Authenticated app on appengine with angularjs

Question

Setup:

• templates: angularjs (all statically served from app.yaml)
• api: json responses used by angularjs controllers to pull data from application

The page content is served from a static file so it is not possible to use users.create_login_url(), users.create_logout_url(), etc.

How do you typically go about users logging in/out, figuring if user is logged in/out, user is admin on an application like this?

Answer 1

I'm actually working on a solution to this problem myself. The project is called Sapling -- it's an AngularJS starter project that covers User management.

This is the approach that I took:

1. User comes to the site -- load html and javascript

2. After Angular is loaded make a GET request to '/api/user/me'. If the user is logged in return a representation of the user, E.g.

   { 
     "name": "Bob",
     "admin": false,
     // ect.
   }
   

   If the user is not logged in return a 401 error.

3. If a user object is returned -- check to see if the user is also and admin.
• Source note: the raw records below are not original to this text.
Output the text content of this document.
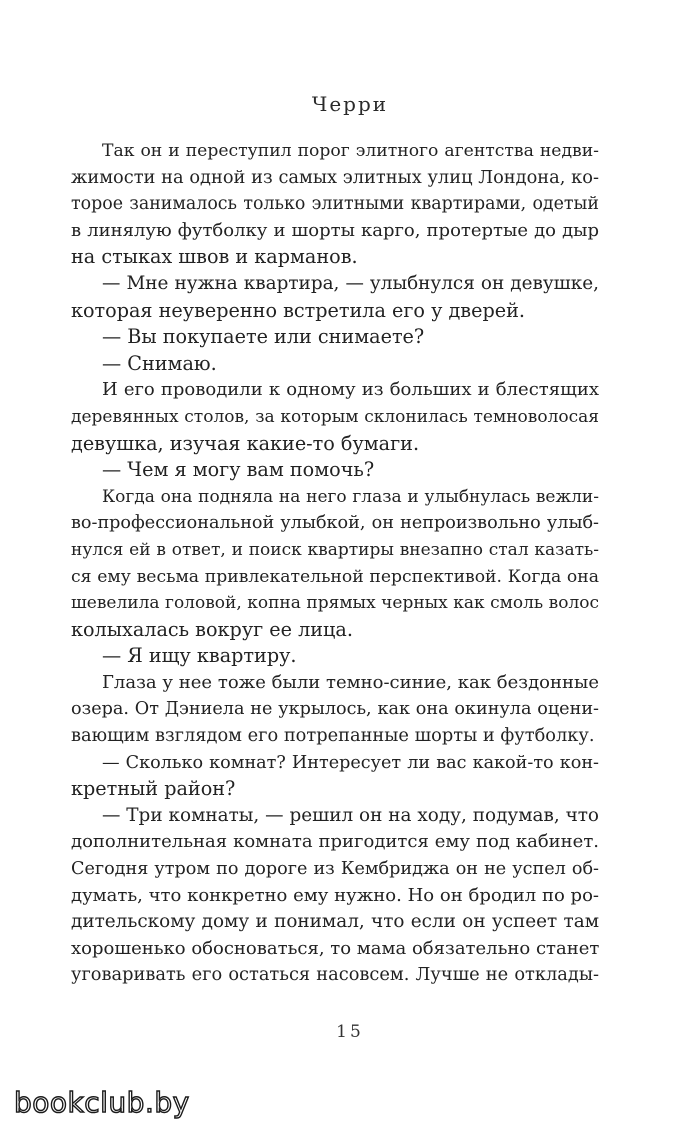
Черри
Так он и переступил порог элитного агентства недви-
жимости на одной из самых элитных улиц Лондона, ко-
торое занималось только элитными квартирами, одетый
в линялую футболку и шорты карго, протертые до дыр
на стыках швов и карманов.
— Мне нужна квартира, — улыбнулся он девушке,
которая неуверенно встретила его у дверей.
— Вы покупаете или снимаете?
— Снимаю.
И его проводили к одному из больших и блестящих
деревянных столов, за которым склонилась темноволосая
девушка, изучая какие-то бумаги.
— Чем я могу вам помочь?
Когда она подняла на него глаза и улыбнулась вежли-
во-профессиональной улыбкой, он непроизвольно улыб-
нулся ей в ответ, и поиск квартиры внезапно стал казать-
ся ему весьма привлекательной перспективой. Когда она
шевелила головой, копна прямых черных как смоль волос
колыхалась вокруг ее лица.
— Я ищу квартиру.
Глаза у нее тоже были темно-синие, как бездонные
озера. От Дэниела не укрылось, как она окинула оцени-
вающим взглядом его потрепанные шорты и футболку.
— Сколько комнат? Интересует ли вас какой-то кон-
кретный район?
— Три комнаты, — решил он на ходу, подумав, что
дополнительная комната пригодится ему под кабинет.
Сегодня утром по дороге из Кембриджа он не успел об-
думать, что конкретно ему нужно. Но он бродил по ро-
дительскому дому и понимал, что если он успеет там
хорошенько обосноваться, то мама обязательно станет
уговаривать его остаться насовсем. Лучше не отклады-
15
bookclub.by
If a 401 is received redirect the user to the login pages (You could create a login page within your Angular app, or if you feel the user will not get confused you could send them to the Google login directly).

So, how do you do this with App Engine's User Service?

In your request handler for the url '/api/user/me'

Call get_current_user() and is_current_user_admin()

• User is logged in -- append the admin boolean and return the representation of the user as json.

• User is not logged in -- return a 401 Unauthorized, i.e. response.set_status(401)

How do you direct the user to the login and logout urls?

You can create request handlers at the following urls:

'api/user/login'

webapp2.redirect(users.create_login_url())

'api/user/logout'

webapp2.redirect(users.create_logout_url())

And direct users to them from Angular.

I think that I covered the basics. If you need more details, please let me know.